Hargreaves Lansdown and Oxford Economics launches a landmark study into savings and resilience

About the HL Savings and Resilience comparison tool

The ultimate aim of the comparison tool is to help people improve their resilience – something HL has been doing for over 40 years.

Powered by the research which has gone into the Barometer, it allows users to identify people in the same boat as them – to understand their strengths and potential weaknesses. We aim to build on the functionality of this tool over time.

We’ve also built 5 to Thrive, offering educational support based around these five pillars, so people can then take steps to improve their resilience. https://www.hl.co.uk/features/5-to-thrive

Highlights from the first report

  • Resilience has risen to 57.7 out of 100 in the past 12 months, although the picture is strikingly uneven.
  • By the end of 2022, we expect it to fall back to 56.2, as households succumb to The Big Squeeze.
  • Over 15% of those on lower incomes are already behind on their bills or (non-mortgage) debts – more than four times the national average.
  • A third of the UK doesn’t have access to savings that would cover at least three months’ worth of essential expenditure.
  • Less than 40% of working age households are on track for a pension income of £26,000 – the current average.
  • Just 22.3% of self-employed people have saved enough towards their pension for their time of life.
  • Even among high income families, a significant number aren’t on track for pension savings, given their time of life, and almost half don’t have enough life cover to protect their families.

We will be releasing more detailed findings over the coming weeks.

Sarah Coles, senior personal finance analyst, Hargreaves Lansdown:

“The Big Squeeze could crush half of the breathing space we built during the pandemic, with higher inflation, falling real wages, rising taxes and interest rate hikes putting a major dent in our financial resilience.
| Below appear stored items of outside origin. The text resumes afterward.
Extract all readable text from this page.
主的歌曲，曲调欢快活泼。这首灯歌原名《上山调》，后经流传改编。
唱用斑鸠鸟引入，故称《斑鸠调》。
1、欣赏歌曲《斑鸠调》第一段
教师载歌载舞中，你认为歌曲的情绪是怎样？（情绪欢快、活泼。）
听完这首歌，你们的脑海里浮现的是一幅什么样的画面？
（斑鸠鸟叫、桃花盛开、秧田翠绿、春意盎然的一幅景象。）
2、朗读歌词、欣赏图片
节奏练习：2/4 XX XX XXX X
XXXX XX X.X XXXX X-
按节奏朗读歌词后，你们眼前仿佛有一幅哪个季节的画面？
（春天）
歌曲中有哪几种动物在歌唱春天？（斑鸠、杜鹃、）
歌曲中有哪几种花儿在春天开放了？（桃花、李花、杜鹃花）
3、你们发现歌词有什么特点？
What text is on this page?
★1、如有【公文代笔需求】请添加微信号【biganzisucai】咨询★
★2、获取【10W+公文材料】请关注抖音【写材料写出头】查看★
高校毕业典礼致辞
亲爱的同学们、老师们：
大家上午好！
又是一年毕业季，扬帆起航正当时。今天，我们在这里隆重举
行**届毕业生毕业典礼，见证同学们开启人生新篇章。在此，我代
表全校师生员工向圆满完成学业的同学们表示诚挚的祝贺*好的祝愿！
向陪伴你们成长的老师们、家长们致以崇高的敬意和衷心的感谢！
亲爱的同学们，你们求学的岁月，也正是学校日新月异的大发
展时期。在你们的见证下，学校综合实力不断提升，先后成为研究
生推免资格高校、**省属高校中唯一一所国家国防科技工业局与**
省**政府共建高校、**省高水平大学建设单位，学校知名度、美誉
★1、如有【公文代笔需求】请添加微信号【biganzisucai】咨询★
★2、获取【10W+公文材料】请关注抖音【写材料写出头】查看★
For those who struggled through the pandemic, this is the last thing they need.

The HL Savings and Resilience Barometer revealed that while our overall resilience increased during the pandemic, there was a world of difference in the experiences of those whose outgoings fell, who were able to save, and those who lost income.

Those on lower incomes, younger people, and renters, all faced major challenges to keep their head above water. Already 15% of people on lower incomes have fallen behind on bills or debt repayments, so with those bills rocketing and interest on their debt rising, the Big Squeeze could pull them under.

However, it’s not just these vulnerable groups with worrying gaps in their finances. The barometer delves into how every group measures up against the five pillars of financial resilience, and produces some unexpected findings.

So, for example, it identifies that even among high income families, a surprising number don’t have enough rainy day savings or aren’t on track for pension savings for their time of life. Meanwhile almost half don’t have enough life cover to protect their families. They’re also exposed to variable rate borrowing, which could leave them vulnerable at a time of rate rises.”